- Developer: TiMi Studio Group
- Publishers: Level Infinite; Garena (Southeast Asia);
- Series: Monster Hunter
- Platforms: iOS, Android
- Genre: Action role-playing
- Modes: Single-player, multiplayer

= Monster Hunter Outlanders =

Upcoming mobile game

Monster Hunter Outlanders is a mobile game in the Monster Hunter series. It is being developed by TiMi Studio Group under license from Capcom. The game has action role-playing elements, built around exploration, hunting, crafting and cooperative play.

== Gameplay ==
Monster Hunter Outlanders is intended to adapt elements of the main Monster Hunter games for mobile devices. The game is described as combining exploration, hunting and crafting with social and live-service features associated with mobile games. It supports solo play and cooperative multiplayer for up to four players.

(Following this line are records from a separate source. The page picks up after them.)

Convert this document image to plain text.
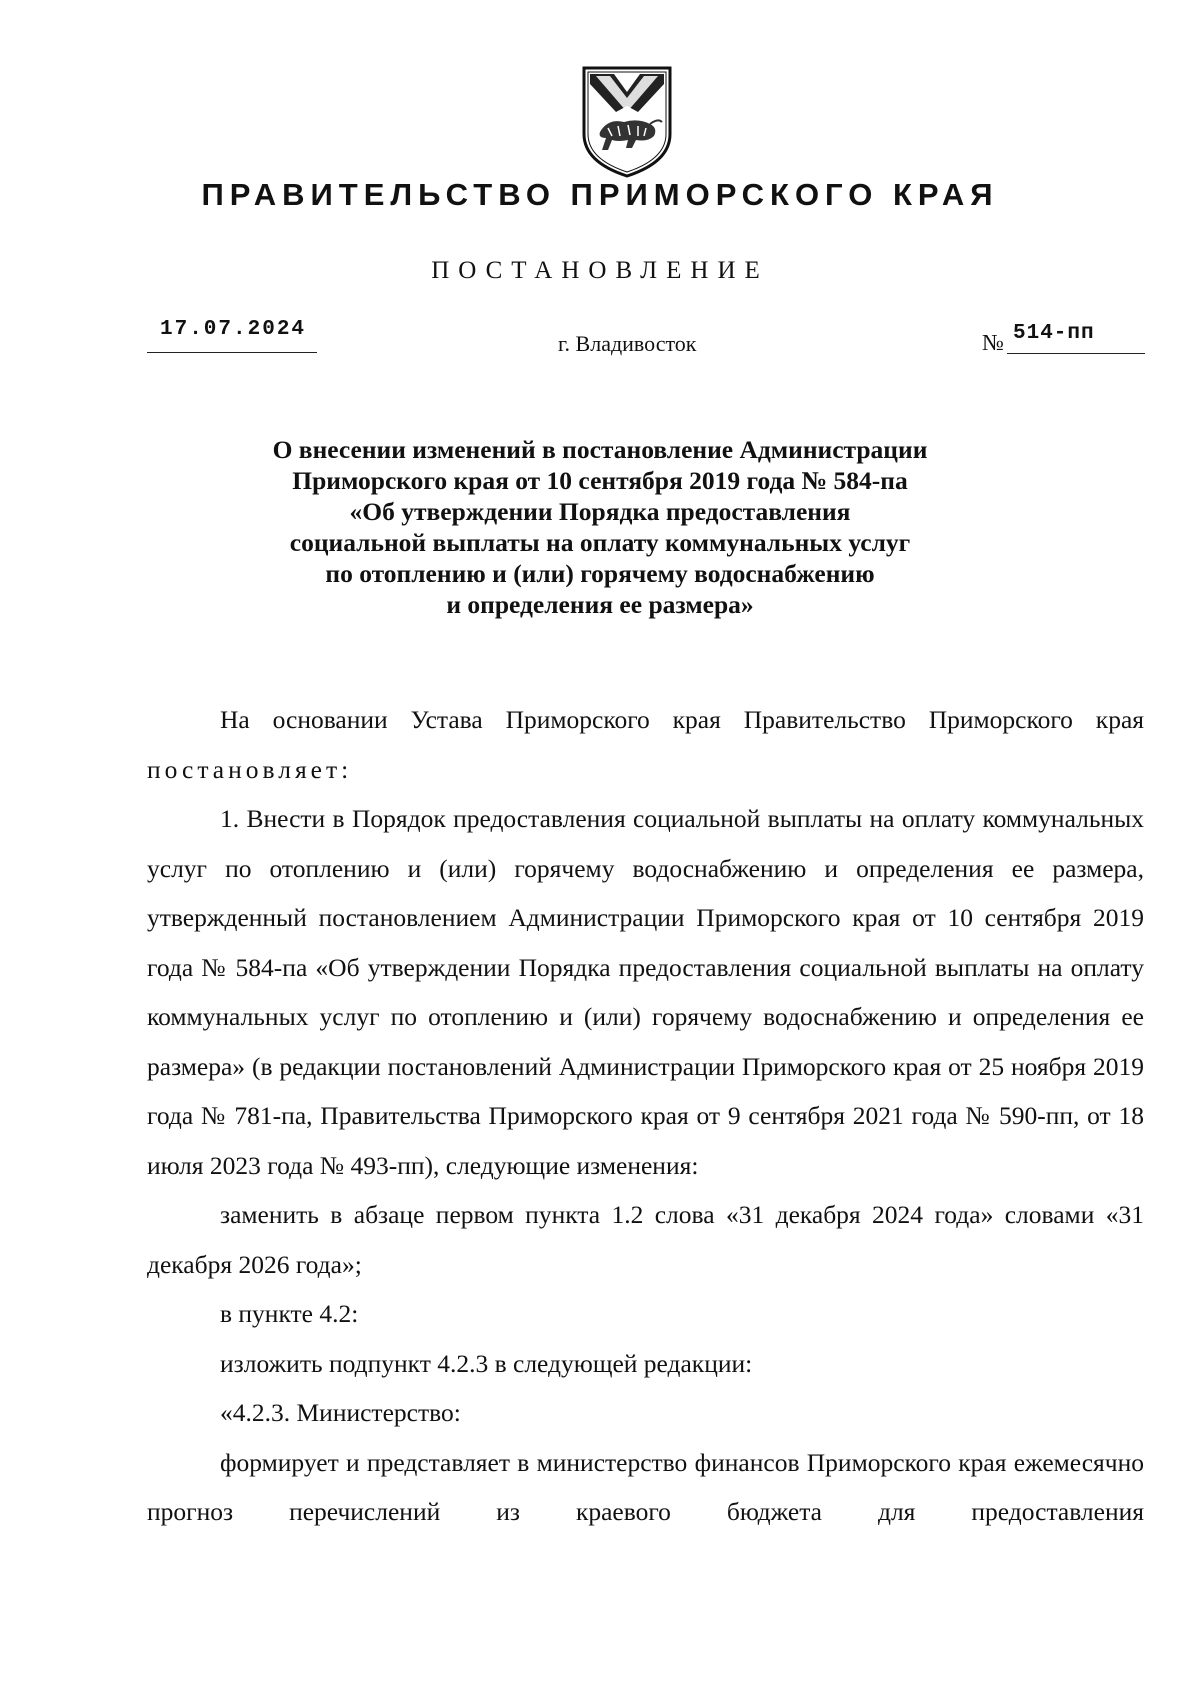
ПРАВИТЕЛЬСТВО ПРИМОРСКОГО КРАЯ
ПОСТАНОВЛЕНИЕ
17.07.2024
г. Владивосток	№ 514-пп
О внесении изменений в постановление Администрации
Приморского края от 10 сентября 2019 года № 584-па
«Об утверждении Порядка предоставления
социальной выплаты на оплату коммунальных услуг
по отоплению и (или) горячему водоснабжению
и определения ее размера»

На основании Устава Приморского края Правительство Приморского края постановляет:

1. Внести в Порядок предоставления социальной выплаты на оплату коммунальных услуг по отоплению и (или) горячему водоснабжению и определения ее размера, утвержденный постановлением Администрации Приморского края от 10 сентября 2019 года № 584-па «Об утверждении Порядка предоставления социальной выплаты на оплату коммунальных услуг по отоплению и (или) горячему водоснабжению и определения ее размера» (в редакции постановлений Администрации Приморского края от 25 ноября 2019 года № 781-па, Правительства Приморского края от 9 сентября 2021 года № 590-пп, от 18 июля 2023 года № 493-пп), следующие изменения:

заменить в абзаце первом пункта 1.2 слова «31 декабря 2024 года» словами «31 декабря 2026 года»;

в пункте 4.2:

изложить подпункт 4.2.3 в следующей редакции:

«4.2.3. Министерство:

формирует и представляет в министерство финансов Приморского края ежемесячно прогноз перечислений из краевого бюджета для предоставления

The game is set on Aesoland, an island inhabited by Radiant species, monsters whose appearance and abilities have been altered by a mineral called Radiantite. Players control Adventurers with individual abilities, explore different ecosystems, craft facilities and use clues found in the environment to progress through hunts. Information released for the third closed beta stated that the test would include new radiant monsters and additional adventurers added after the second closed beta held in May 2026.

== Development ==
Capcom announced on November 9, 2022, that it was co-developing a Monster Hunter smartphone game for iOS and Android with TiMi Studio Group. At the time, Capcom said that details on the game and its release timing would be announced later.

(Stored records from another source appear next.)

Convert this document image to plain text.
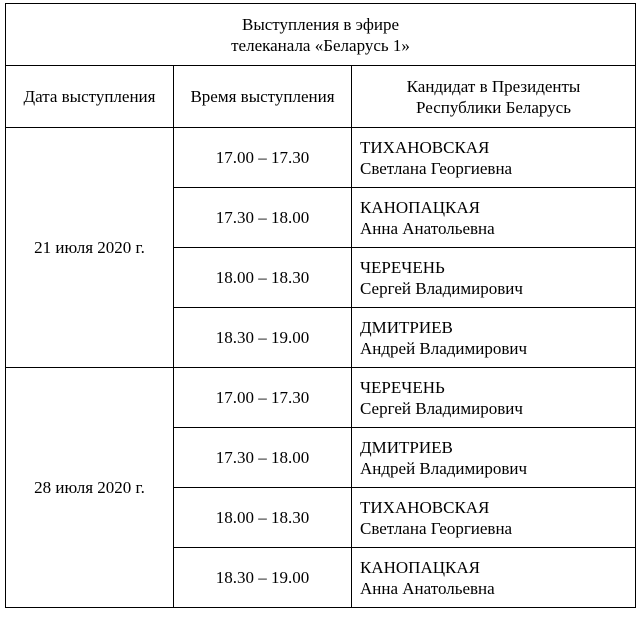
Выступления в эфире
телеканала «Беларусь 1»		

Дата выступления	Время выступления	Кандидат в Президенты
Республики Беларусь

21 июля 2020 г.	17.00 – 17.30	ТИХАНОВСКАЯ
Светлана Георгиевна

	17.30 – 18.00	КАНОПАЦКАЯ
Анна Анатольевна

	18.00 – 18.30	ЧЕРЕЧЕНЬ
Сергей Владимирович

	18.30 – 19.00	ДМИТРИЕВ
Андрей Владимирович

28 июля 2020 г.	17.00 – 17.30	ЧЕРЕЧЕНЬ
Сергей Владимирович

	17.30 – 18.00	ДМИТРИЕВ
Андрей Владимирович

	18.00 – 18.30	ТИХАНОВСКАЯ
Светлана Георгиевна

	18.30 – 19.00	КАНОПАЦКАЯ
Анна Анатольевна
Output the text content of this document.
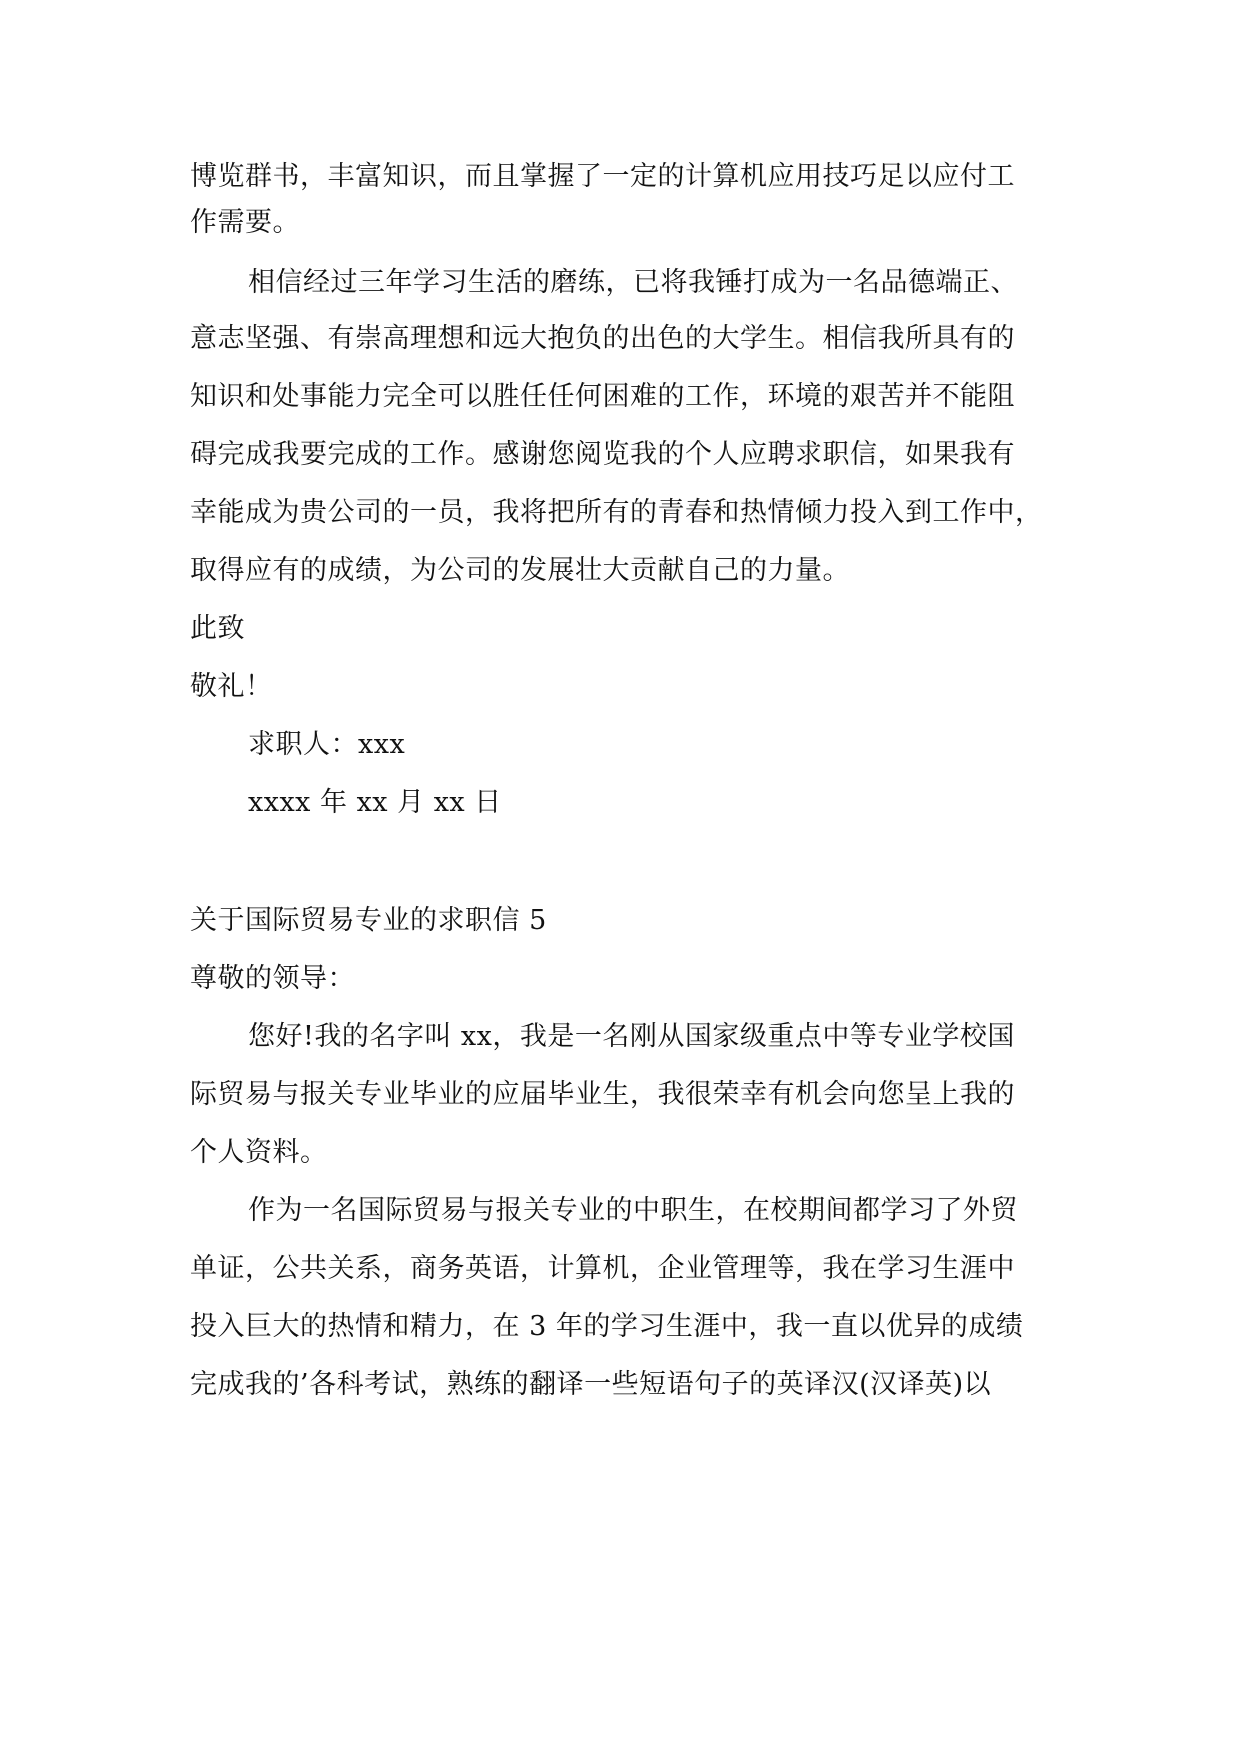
博览群书，丰富知识，而且掌握了一定的计算机应用技巧足以应付工
作需要。
相信经过三年学习生活的磨练，已将我锤打成为一名品德端正、
意志坚强、有崇高理想和远大抱负的出色的大学生。相信我所具有的
知识和处事能力完全可以胜任任何困难的工作，环境的艰苦并不能阻
碍完成我要完成的工作。感谢您阅览我的个人应聘求职信，如果我有
幸能成为贵公司的一员，我将把所有的青春和热情倾力投入到工作中，
取得应有的成绩，为公司的发展壮大贡献自己的力量。
此致
敬礼！
求职人：xxx
xxxx 年 xx 月 xx 日
关于国际贸易专业的求职信 5
尊敬的领导：
您好!我的名字叫 xx，我是一名刚从国家级重点中等专业学校国
际贸易与报关专业毕业的应届毕业生，我很荣幸有机会向您呈上我的
个人资料。
作为一名国际贸易与报关专业的中职生，在校期间都学习了外贸
单证，公共关系，商务英语，计算机，企业管理等，我在学习生涯中
投入巨大的热情和精力，在 3 年的学习生涯中，我一直以优异的成绩
完成我的’各科考试，熟练的翻译一些短语句子的英译汉(汉译英)以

The title Monster Hunter Outlanders was announced in November 2024. The Verge reported that the game was being developed by TiMi, known for mobile titles including Call of Duty: Mobile and Pokémon Unite, and that several playtests were planned before launch. Google Play later listed the game as licensed by Capcom, developed by TiMi Studio Group and published by Level Infinite.

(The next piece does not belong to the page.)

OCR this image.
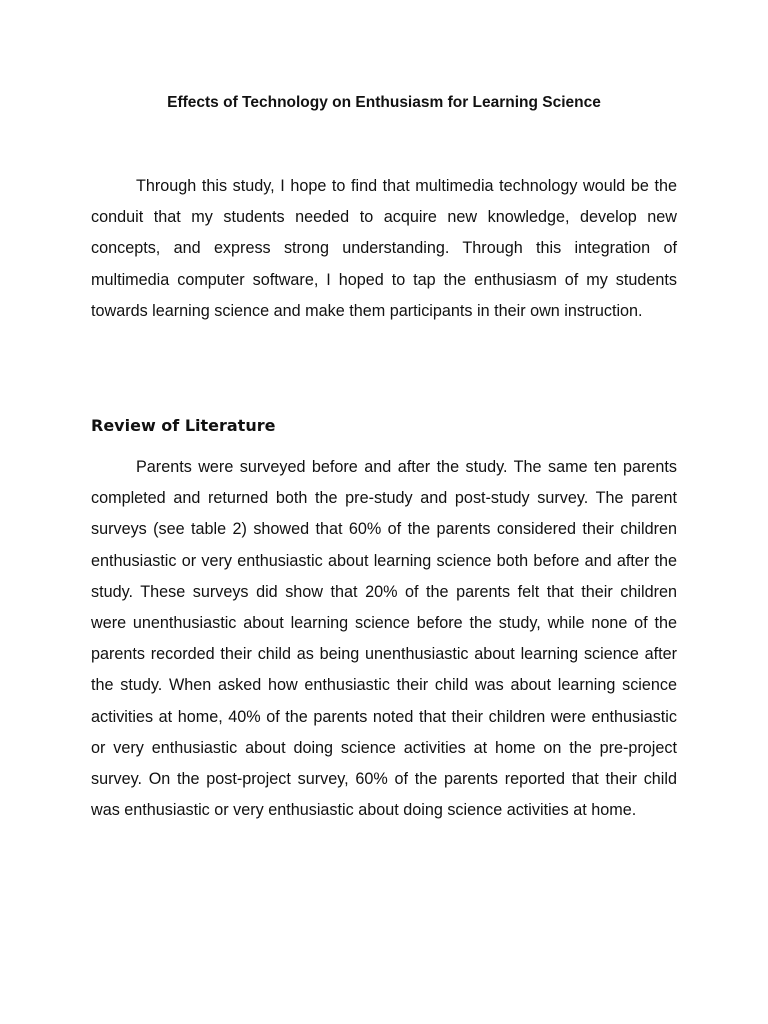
Effects of Technology on Enthusiasm for Learning Science

Through this study, I hope to find that multimedia technology would be the conduit that my students needed to acquire new knowledge, develop new concepts, and express strong understanding. Through this integration of multimedia computer software, I hoped to tap the enthusiasm of my students towards learning science and make them participants in their own instruction.

Review of Literature

Parents were surveyed before and after the study. The same ten parents completed and returned both the pre-study and post-study survey. The parent surveys (see table 2) showed that 60% of the parents considered their children enthusiastic or very enthusiastic about learning science both before and after the study. These surveys did show that 20% of the parents felt that their children were unenthusiastic about learning science before the study, while none of the parents recorded their child as being unenthusiastic about learning science after the study. When asked how enthusiastic their child was about learning science activities at home, 40% of the parents noted that their children were enthusiastic or very enthusiastic about doing science activities at home on the pre-project survey. On the post-project survey, 60% of the parents reported that their child was enthusiastic or very enthusiastic about doing science activities at home.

A second closed beta registration period opened in April 2026, with the test planned for iOS and Android devices. Registration for a third closed beta opened on July 2, 2026, and was scheduled to run until July 24, with the test itself beginning on August 7. The third test was announced for iOS and Android in Japan, the United States, Canada, Germany, the United Kingdom, France and the Philippines.